What is Semi-Variable Cost?
Those costs that include the element of both fixed cost and variable cost are semi-variable costs. In short, these costs are partly fixed and partly variable in nature. These are a kind of mixed or hybrid costs. The alternate term for semi-variable cost is semi-fixed cost. Such costs neither vary proportionately nor remain stationary. Depreciation, supervision costs, etc are some examples of semi-variable costs.
As it contains a fixed element, below which it is not going to fall, irrespective of the activity level. On the other hand, the variable element in it keeps on changing. The change may be at a constant rate or in lumps. It can be said that this cost is partly influenced by the fluctuations in the activity level.
Moreover, these costs vary in total along with changes in the direct proportion of output. However, due to its variable element, it changes with volume. Also, they change in the same direction of output, but the proportion will be different.

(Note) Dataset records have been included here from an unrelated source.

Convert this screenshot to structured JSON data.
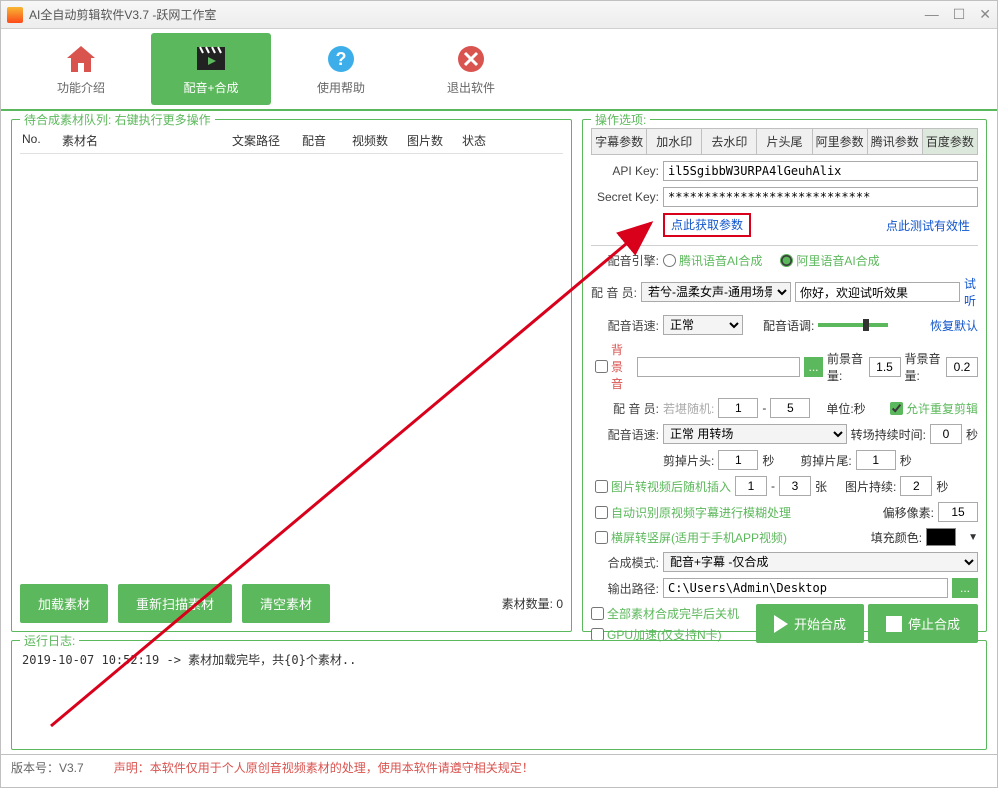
{
  "window": {
    "title": "AI全自动剪辑软件V3.7 -跃网工作室"
  },
  "toolbar": {
    "intro": "功能介绍",
    "compose": "配音+合成",
    "help": "使用帮助",
    "exit": "退出软件"
  },
  "left": {
    "legend": "待合成素材队列: 右键执行更多操作",
    "headers": {
      "no": "No.",
      "name": "素材名",
      "path": "文案路径",
      "voice": "配音",
      "vids": "视频数",
      "pics": "图片数",
      "status": "状态"
    },
    "btn_load": "加载素材",
    "btn_rescan": "重新扫描素材",
    "btn_clear": "清空素材",
    "count": "素材数量: 0"
  },
  "right": {
    "legend": "操作选项:",
    "tabs": {
      "subtitle": "字幕参数",
      "watermark": "加水印",
      "dewatermark": "去水印",
      "headtail": "片头尾",
      "ali": "阿里参数",
      "tencent": "腾讯参数",
      "baidu": "百度参数"
    },
    "api_key_label": "API Key:",
    "api_key": "il5SgibbW3URPA4lGeuhAlix",
    "secret_key_label": "Secret Key:",
    "secret_key": "****************************",
    "get_params": "点此获取参数",
    "test_valid": "点此测试有效性",
    "engine_label": "配音引擎:",
    "engine_tencent": "腾讯语音AI合成",
    "engine_ali": "阿里语音AI合成",
    "voice_label": "配 音 员:",
    "voice_option": "若兮-温柔女声-通用场景",
    "welcome": "你好，欢迎试听效果",
    "try_listen": "试听",
    "speed_label": "配音语速:",
    "speed_option": "正常",
    "tone_label": "配音语调:",
    "restore_default": "恢复默认",
    "bgm_label": "背景音",
    "fg_vol_label": "前景音量:",
    "fg_vol": "1.5",
    "bg_vol_label": "背景音量:",
    "bg_vol": "0.2",
    "voice_count_label": "配 音 员:",
    "random_voice": "若堪随机:",
    "rand_from": "1",
    "rand_to": "5",
    "unit_sec": "单位:秒",
    "allow_rep": "允许重复剪辑",
    "speed_label2": "配音语速:",
    "speed_opt2": "正常  用转场",
    "trans_dur_label": "转场持续时间:",
    "trans_dur": "0",
    "sec": "秒",
    "trim_head_label": "剪掉片头:",
    "trim_head": "1",
    "trim_tail_label": "剪掉片尾:",
    "trim_tail": "1",
    "pic2vid_label": "图片转视频后随机插入",
    "p_from": "1",
    "p_to": "3",
    "zhang": "张",
    "pic_dur_label": "图片持续:",
    "pic_dur": "2",
    "auto_blur": "自动识别原视频字幕进行模糊处理",
    "offset_label": "偏移像素:",
    "offset": "15",
    "h2v_label": "横屏转竖屏(适用于手机APP视频)",
    "fill_color_label": "填充颜色:",
    "mode_label": "合成模式:",
    "mode_option": "配音+字幕 -仅合成",
    "out_label": "输出路径:",
    "out_path": "C:\\Users\\Admin\\Desktop",
    "shutdown": "全部素材合成完毕后关机",
    "gpu": "GPU加速(仅支持N卡)",
    "start": "开始合成",
    "stop": "停止合成"
  },
  "log": {
    "legend": "运行日志:",
    "line": "2019-10-07 10:52:19 -> 素材加载完毕，共{0}个素材.."
  },
  "footer": {
    "version": "版本号：V3.7",
    "notice": "声明：本软件仅用于个人原创音视频素材的处理，使用本软件请遵守相关规定！"
  }
}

We can segregate these costs into fixed and variable. In addition, the variable portion of the semi-variable cost is added to other variable costs while its fixed portion is included in other fixed. And this is how semi-variable costs are treated.
Here we will discuss some common examples of semi-variable costs:
If a telephone connection is there in the office, there is a minimum charge that the firm has to pay every month. And, beyond a certain number of calls, the charges differ depending on the number of calls. Suppose the annual rental is Rs. 500 and for every call made by the firm the charges are Re. 1 per call. So we could say that the annual rental is the fixed part that does not change, but the calls made constitute the variable element that changes according to the usage.

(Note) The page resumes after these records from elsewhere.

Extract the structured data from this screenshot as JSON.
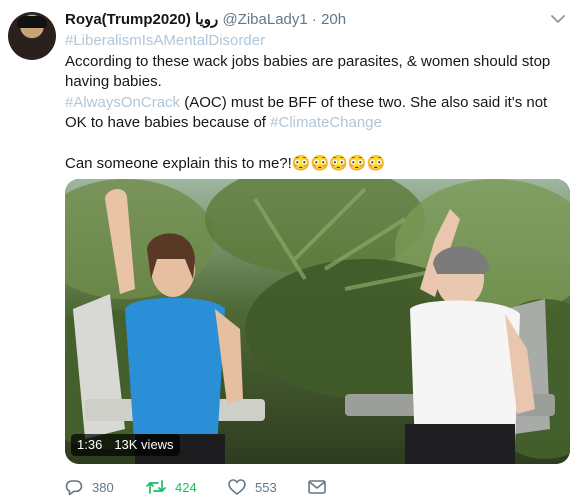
{
  "tweet": {
    "display_name": "Roya(Trump2020) رویا",
    "handle": "@ZibaLady1",
    "separator": "·",
    "time": "20h",
    "line1_hashtag": "#LiberalismIsAMentalDisorder",
    "line2": "According to these wack jobs babies are parasites, & women should stop having babies.",
    "line3_hashtag": "#AlwaysOnCrack",
    "line3_text": " (AOC) must be BFF of these two. She also said it's not OK to have babies because of ",
    "line3_hashtag2": "#ClimateChange",
    "line4_text": "Can someone explain this to me?!",
    "line4_emoji": "😳😳😳😳😳"
  },
  "video": {
    "duration": "1:36",
    "views": "13K views"
  },
  "actions": {
    "replies": "380",
    "retweets": "424",
    "likes": "553"
  },
  "icons": {
    "caret": "chevron-down-icon",
    "reply": "reply-icon",
    "retweet": "retweet-icon",
    "like": "heart-icon",
    "dm": "envelope-icon"
  },
  "colors": {
    "text": "#14171a",
    "muted": "#657786",
    "hashtag": "#b0c6d8",
    "retweet_active": "#17bf63"
  }
}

With this example, one can easily understand that no specific pattern is there in the behavior of semi-variable cost.
The second example of semi-variable cost is the expenditure on maintenance which is fixed to a substantial degree but if production rises above a certain limit, further expenditure on maintenance will be required. However, the increase in the expenditure will not be in the proportion of rise in the production volume.
We will take one more example of depreciation. If the factory output is doubled, the depreciation on machinery would not normally increase in the same proportion. This is because it will increase by 50% only as the amount of depreciation is because of two reasons i.e. effluxion of time and wear and tear. The portion of depreciation that is due to the effluxion of time is considered fixed whereas that portion of depreciation that is due to wear and tear is variable.

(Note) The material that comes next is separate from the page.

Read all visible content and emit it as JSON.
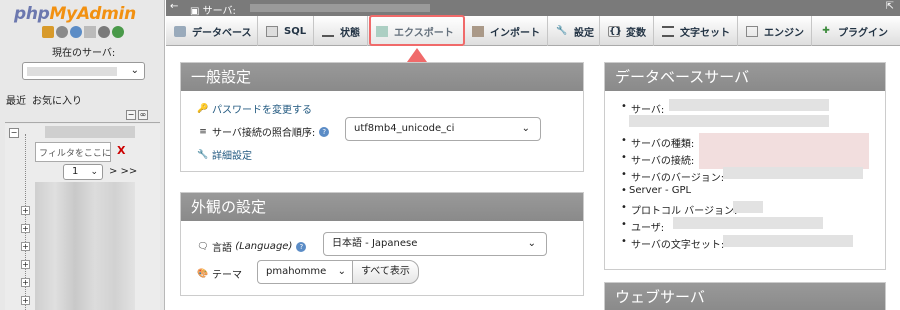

Types of Semi-Variable Cost
- Expenses which vary according to the change in the volume of output, but the variable cost is less as compared to the proportionate change in output.
- Costs that tend to remain fixed within a specific range of output, but then move up and remain constant for another range and so on.
Segregation of Semi-Variable Costs
The primary aim of segregating costs into fixed and variable is to assist the management of the enterprise in decision making and controlling expenditure. To classify the semi-variable cost into fixed and variable a number of methods are used. These methods are:
- High and Low Points method
- Graphical Method
- Analytical Method
- Level of Activity Method
- Least Square Method
Need for segregating Semi-variable cost
- Effective control of cost: Fixed costs by nature are either policy costs or discretionary costs. These can be controlled by the management. However, at lower levels, variable costs can be controlled. As we segregate these costs, management can fix responsibility, prepare an overhead budget, and exercise control.
- Decision Making: The segregation of costs into fixed and variable is important in managerial decision-making with regard to capacity utilization.
- Preparing Break-Even Chart: Break-Even Point is that point where the company is in no profit no loss. Classification of cost is important to understand the cost volume profit relationship and to prepare breakeven charts and profit charts.
- Marginal Costing: The fundamental requirement of marginal costing is a classification of cost into fixed and variable. Variable cost is considered to determine Marginal Cost and contribution. Whereas there is a separate treatment of fixed cost.
- Flexible Budget: When a flexible budget is prepared, the budgeted amount varies with the activity level and the fixed cost remains fixed. It is the variable cost that fluctuates. Therefore, variable cost is important for the purpose of variance analysis.
In a nutshell, semi-variable costs are the costs a part of which is fixed up to a certain extent while the other part is variable, i.e. changes with the change in production volume. However, the proportion may be different.